Des alertes d’Anders sur la bombe aux alarmes des scientifiques sur la destruction du climat, il n’y a qu’un pas. En suivant ces philosophes, on pourrait donc assurer : oui, la technique détermine le futur, pour le meilleur (on y croit de moins en moins) comme pour le pire (on le redoute de plus en plus).
À l’origine de nos maux
D’autres pourraient objecter que la technique n’a pas d’existence indépendante de l’humanité, et qu’il est donc illusoire de penser que les nouvelles technologies sauront résoudre nos problèmes sociaux (comme le proposent les technosolutionnistes) ou qu’elles sont, au contraire, à l’origine de tous nos maux.

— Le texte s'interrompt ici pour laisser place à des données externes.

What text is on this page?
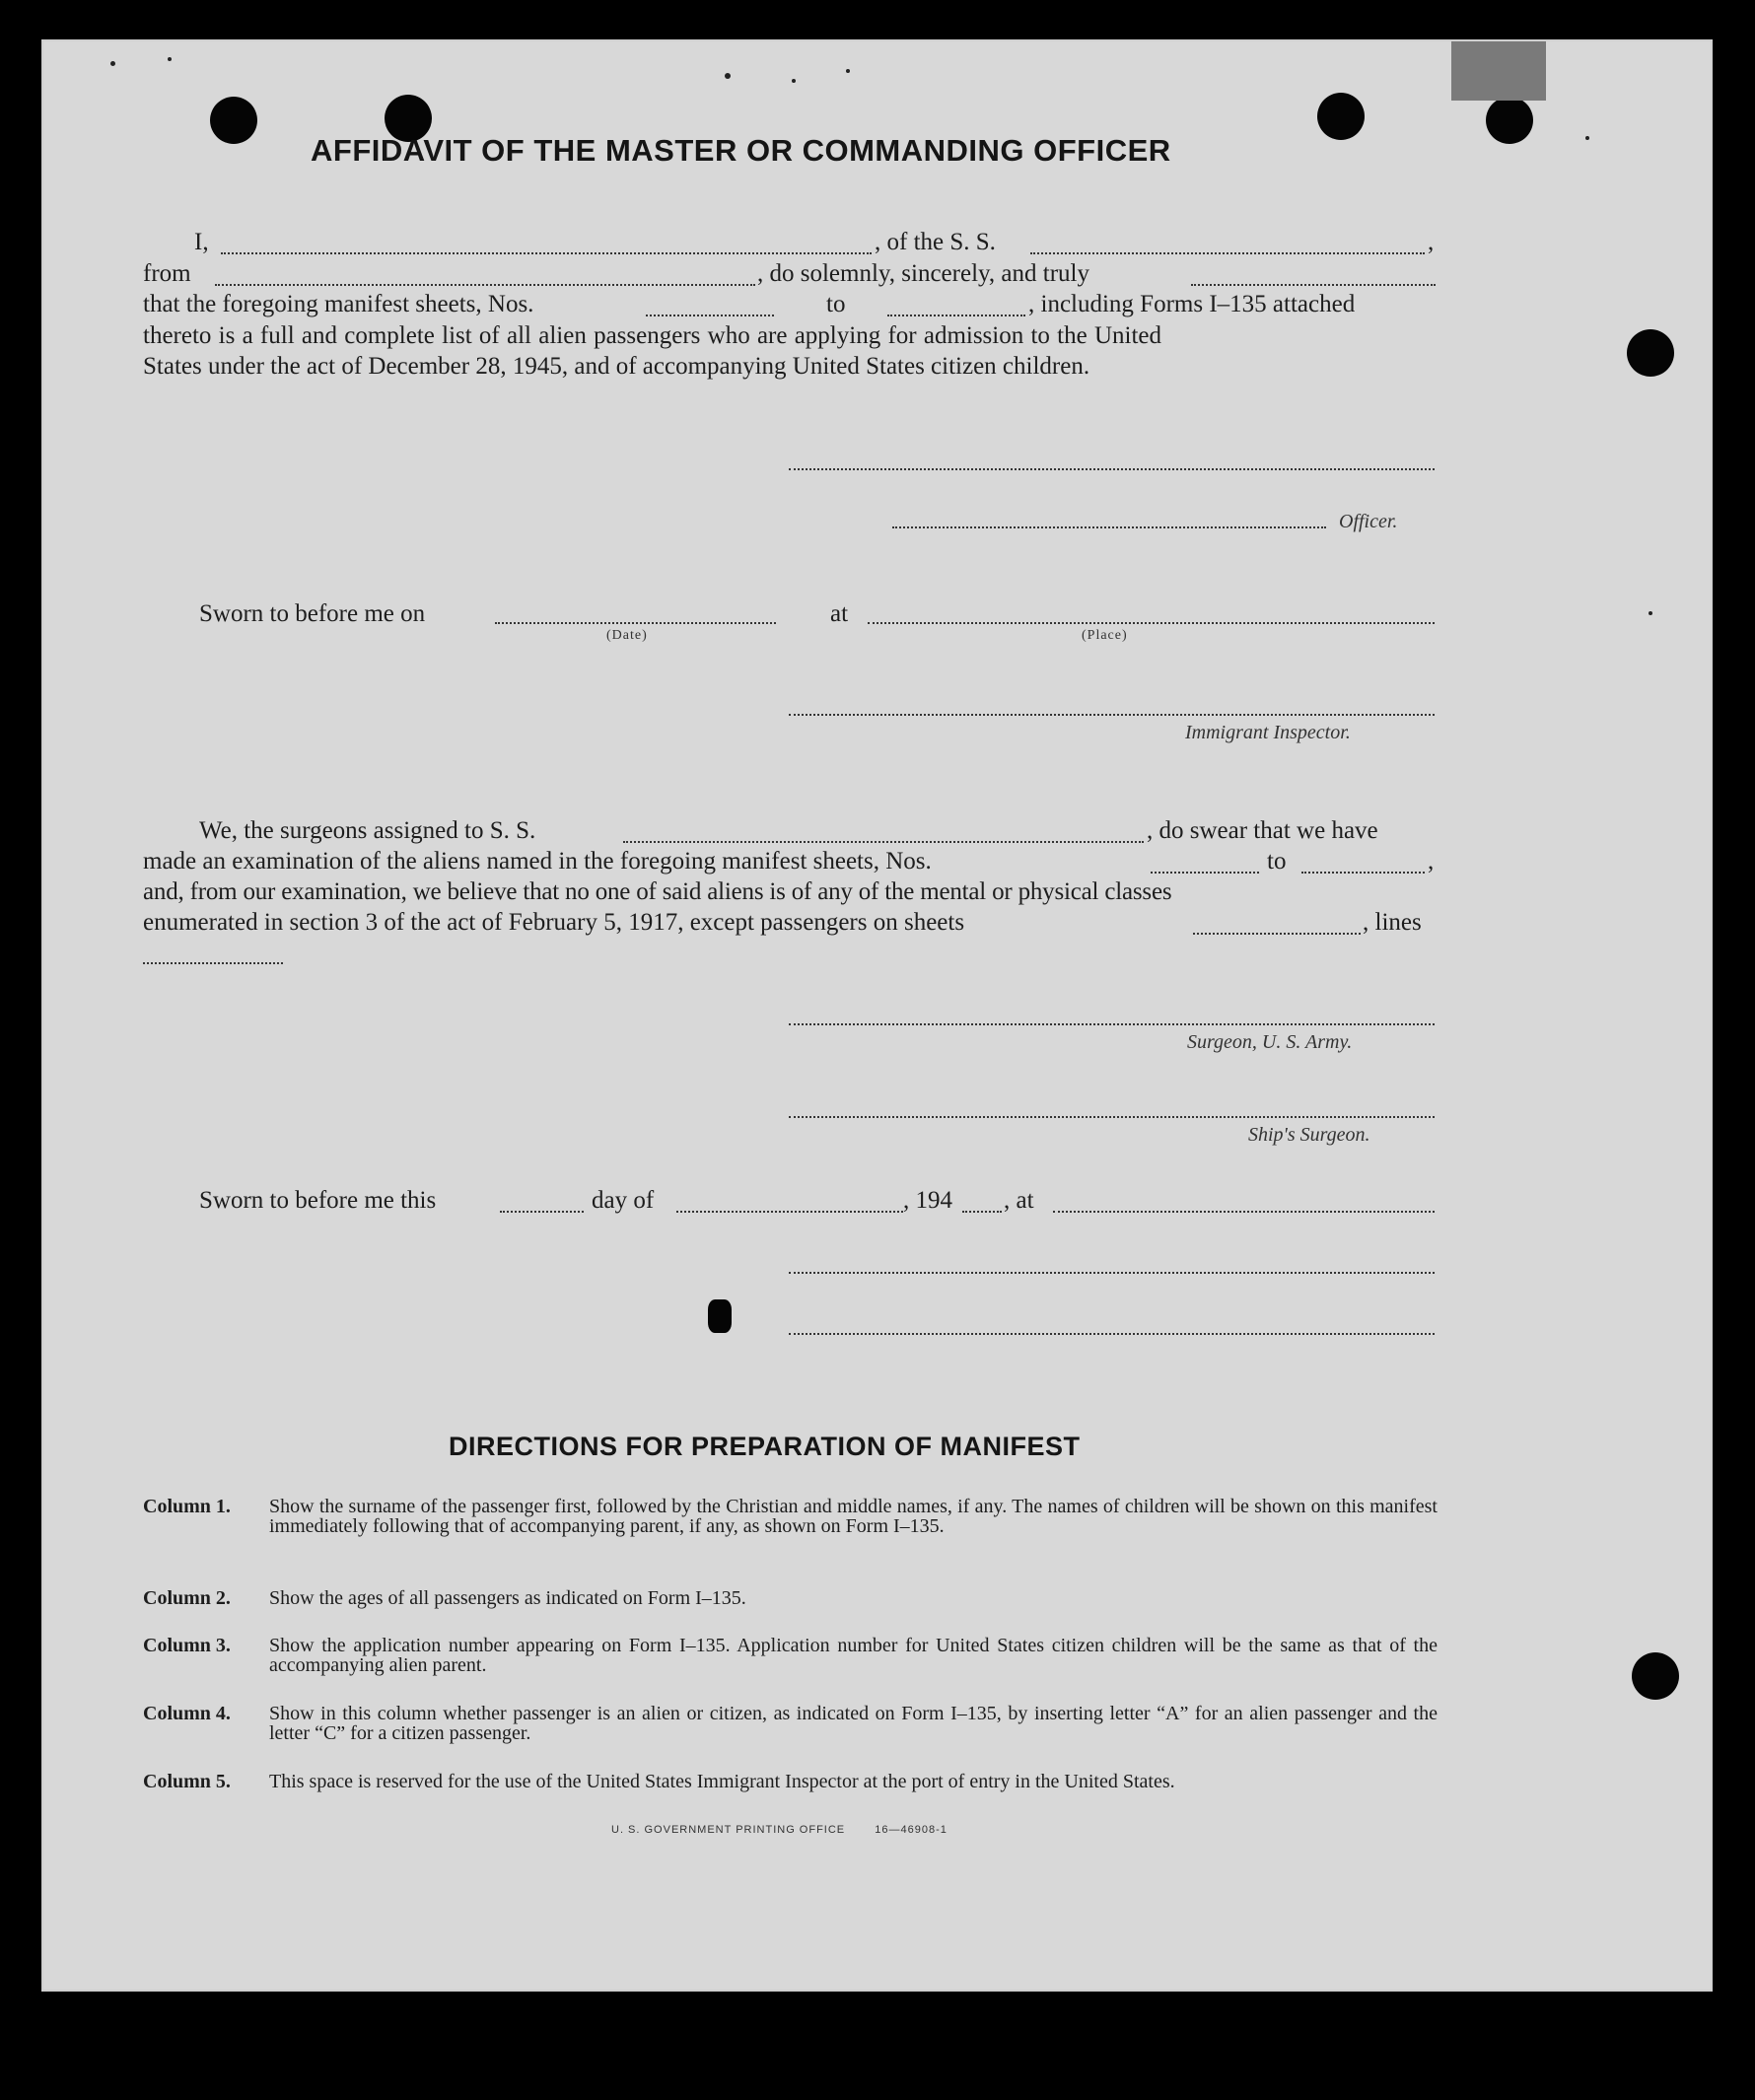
AFFIDAVIT OF THE MASTER OR COMMANDING OFFICER
I,	, of the S. S.	,
from	, do solemnly, sincerely, and truly
that the foregoing manifest sheets, Nos.	to	, including Forms I–135 attached
thereto is a full and complete list of all alien passengers who are applying for admission to the United
States under the act of December 28, 1945, and of accompanying United States citizen children.
Officer.
Sworn to before me on
(Date)
at
(Place)
Immigrant Inspector.
We, the surgeons assigned to S. S.	, do swear that we have
made an examination of the aliens named in the foregoing manifest sheets, Nos.	to	,
and, from our examination, we believe that no one of said aliens is of any of the mental or physical classes
enumerated in section 3 of the act of February 5, 1917, except passengers on sheets	, lines
Surgeon, U. S. Army.
Ship's Surgeon.
Sworn to before me this	day of	, 194 , at
DIRECTIONS FOR PREPARATION OF MANIFEST
Column 1. Show the surname of the passenger first, followed by the Christian and middle names, if any. The names of children will be shown on this manifest immediately following that of accompanying parent, if any, as shown on Form I–135.
Column 2. Show the ages of all passengers as indicated on Form I–135.
Column 3. Show the application number appearing on Form I–135. Application number for United States citizen children will be the same as that of the accompanying alien parent.
Column 4. Show in this column whether passenger is an alien or citizen, as indicated on Form I–135, by inserting letter “A” for an alien passenger and the letter “C” for a citizen passenger.
Column 5. This space is reserved for the use of the United States Immigrant Inspector at the port of entry in the United States.
U. S. GOVERNMENT PRINTING OFFICE	16—46908-1
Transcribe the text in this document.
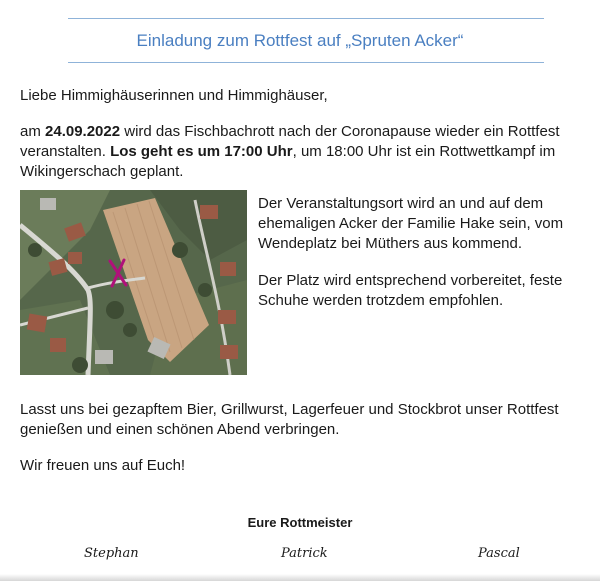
Einladung zum Rottfest auf „Spruten Acker“

Liebe Himmighäuserinnen und Himmighäuser,

am 24.09.2022 wird das Fischbachrott nach der Coronapause wieder ein Rottfest veranstalten. Los geht es um 17:00 Uhr, um 18:00 Uhr ist ein Rottwettkampf im Wikingerschach geplant.

Der Veranstaltungsort wird an und auf dem ehemaligen Acker der Familie Hake sein, vom Wendeplatz bei Müthers aus kommend.

Der Platz wird entsprechend vorbereitet, feste Schuhe werden trotzdem empfohlen.

Lasst uns bei gezapftem Bier, Grillwurst, Lagerfeuer und Stockbrot unser Rottfest genießen und einen schönen Abend verbringen.

Wir freuen uns auf Euch!

Eure Rottmeister
Stephan	Patrick	Pascal
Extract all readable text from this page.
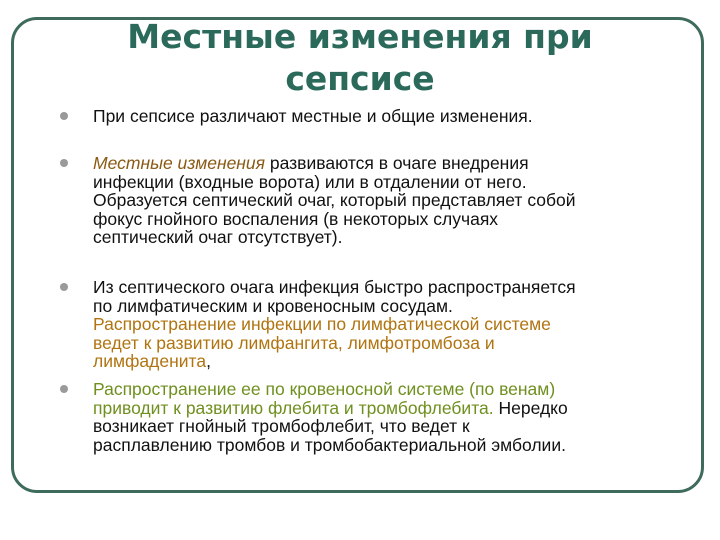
Местные изменения при
сепсисе
При сепсисе различают местные и общие изменения.
Местные изменения развиваются в очаге внедрения
инфекции (входные ворота) или в отдалении от него.
Образуется септический очаг, который представляет собой
фокус гнойного воспаления (в некоторых случаях
септический очаг отсутствует).
Из септического очага инфекция быстро распространяется
по лимфатическим и кровеносным сосудам.
Распространение инфекции по лимфатической системе
ведет к развитию лимфангита, лимфотромбоза и
лимфаденита,
Распространение ее по кровеносной системе (по венам)
приводит к развитию флебита и тромбофлебита. Нередко
возникает гнойный тромбофлебит, что ведет к
расплавлению тромбов и тромбобактериальной эмболии.
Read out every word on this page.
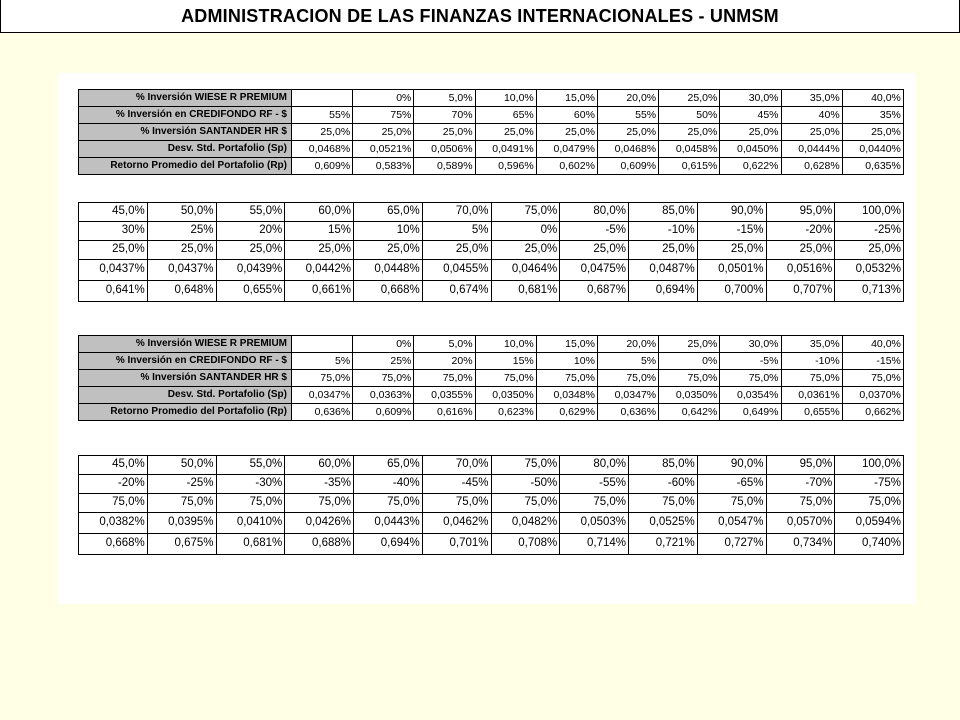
ADMINISTRACION DE LAS FINANZAS INTERNACIONALES - UNMSM
% Inversión WIESE R PREMIUM		0%	5,0%	10,0%	15,0%	20,0%	25,0%	30,0%	35,0%	40,0%
% Inversión en CREDIFONDO RF - $	55%	75%	70%	65%	60%	55%	50%	45%	40%	35%
% Inversión SANTANDER HR $	25,0%	25,0%	25,0%	25,0%	25,0%	25,0%	25,0%	25,0%	25,0%	25,0%
Desv. Std. Portafolio (Sp)	0,0468%	0,0521%	0,0506%	0,0491%	0,0479%	0,0468%	0,0458%	0,0450%	0,0444%	0,0440%
Retorno Promedio del Portafolio (Rp)	0,609%	0,583%	0,589%	0,596%	0,602%	0,609%	0,615%	0,622%	0,628%	0,635%
45,0%	50,0%	55,0%	60,0%	65,0%	70,0%	75,0%	80,0%	85,0%	90,0%	95,0%	100,0%
30%	25%	20%	15%	10%	5%	0%	-5%	-10%	-15%	-20%	-25%
25,0%	25,0%	25,0%	25,0%	25,0%	25,0%	25,0%	25,0%	25,0%	25,0%	25,0%	25,0%
0,0437%	0,0437%	0,0439%	0,0442%	0,0448%	0,0455%	0,0464%	0,0475%	0,0487%	0,0501%	0,0516%	0,0532%
0,641%	0,648%	0,655%	0,661%	0,668%	0,674%	0,681%	0,687%	0,694%	0,700%	0,707%	0,713%
% Inversión WIESE R PREMIUM		0%	5,0%	10,0%	15,0%	20,0%	25,0%	30,0%	35,0%	40,0%
% Inversión en CREDIFONDO RF - $	5%	25%	20%	15%	10%	5%	0%	-5%	-10%	-15%
% Inversión SANTANDER HR $	75,0%	75,0%	75,0%	75,0%	75,0%	75,0%	75,0%	75,0%	75,0%	75,0%
Desv. Std. Portafolio (Sp)	0,0347%	0,0363%	0,0355%	0,0350%	0,0348%	0,0347%	0,0350%	0,0354%	0,0361%	0,0370%
Retorno Promedio del Portafolio (Rp)	0,636%	0,609%	0,616%	0,623%	0,629%	0,636%	0,642%	0,649%	0,655%	0,662%
45,0%	50,0%	55,0%	60,0%	65,0%	70,0%	75,0%	80,0%	85,0%	90,0%	95,0%	100,0%
-20%	-25%	-30%	-35%	-40%	-45%	-50%	-55%	-60%	-65%	-70%	-75%
75,0%	75,0%	75,0%	75,0%	75,0%	75,0%	75,0%	75,0%	75,0%	75,0%	75,0%	75,0%
0,0382%	0,0395%	0,0410%	0,0426%	0,0443%	0,0462%	0,0482%	0,0503%	0,0525%	0,0547%	0,0570%	0,0594%
0,668%	0,675%	0,681%	0,688%	0,694%	0,701%	0,708%	0,714%	0,721%	0,727%	0,734%	0,740%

Pour le philosophe Jacques Ellul, auteur de La Technique ou l’enjeu du siècle (1954), la technique n’est pas « neutre » : il est faux de dire qu’un « bon » usage de ces techniques garantit un avenir radieux, et qu’un « mauvais » usage nous conduit à la catastrophe. Les objets techniques orientent l’utilisation que l’on peut en faire : la sociologue Jenny L. Davis parle de leurs « affordances » pour décrire ce phénomène.
« L’avenir de la technique, lui, dépend de nos structures politiques — et donc de nous »
Si un couteau peut servir à poignarder quelqu’un ou à couper une pomme, une mitraillette est bien moins commode pour se nourrir : elle oriente nos usages vers des dispositions militaires. Il en va de même pour les algorithmes des réseaux sociaux, qui nous poussent vers le doomscrolling [passer du temps excessif sur les réseaux sociaux]. C’est pour cela qu’on ne peut acheter d’armes librement en France, et qu’on évoque régulièrement l’idée d’interdire les réseaux sociaux aux moins de 15 ans. De ce point de vue, l’avenir dépend moins de la technique que de l’organisation sociale dont on se dote pour la contrôler.
Et voici la clé du débat : il ne s’agit pas de penser que « la technique » est une puissance supérieure, quasi divine, qui oriente le destin de nos sociétés. Comme l’analyse Jacques Ellul, à la fois anarchiste et chrétien : « Ce n’est pas la technique qui nous asservit, mais le sacré transféré à la technique. » Il faudrait alors plutôt suivre l’historien des techniques François Jarrige, qui rappelle que « l’opposition au changement technique ne consiste pas dans un refus de la technique, elle vise à s’opposer à l’ordre social et politique que celle-ci véhicule ; plus qu’un refus du changement, elle est une proposition pour une trajectoire alternative ».
Notre avenir dépend de la technique, oui : mais l’avenir de la technique, lui, dépend de nos structures politiques — et donc de nous.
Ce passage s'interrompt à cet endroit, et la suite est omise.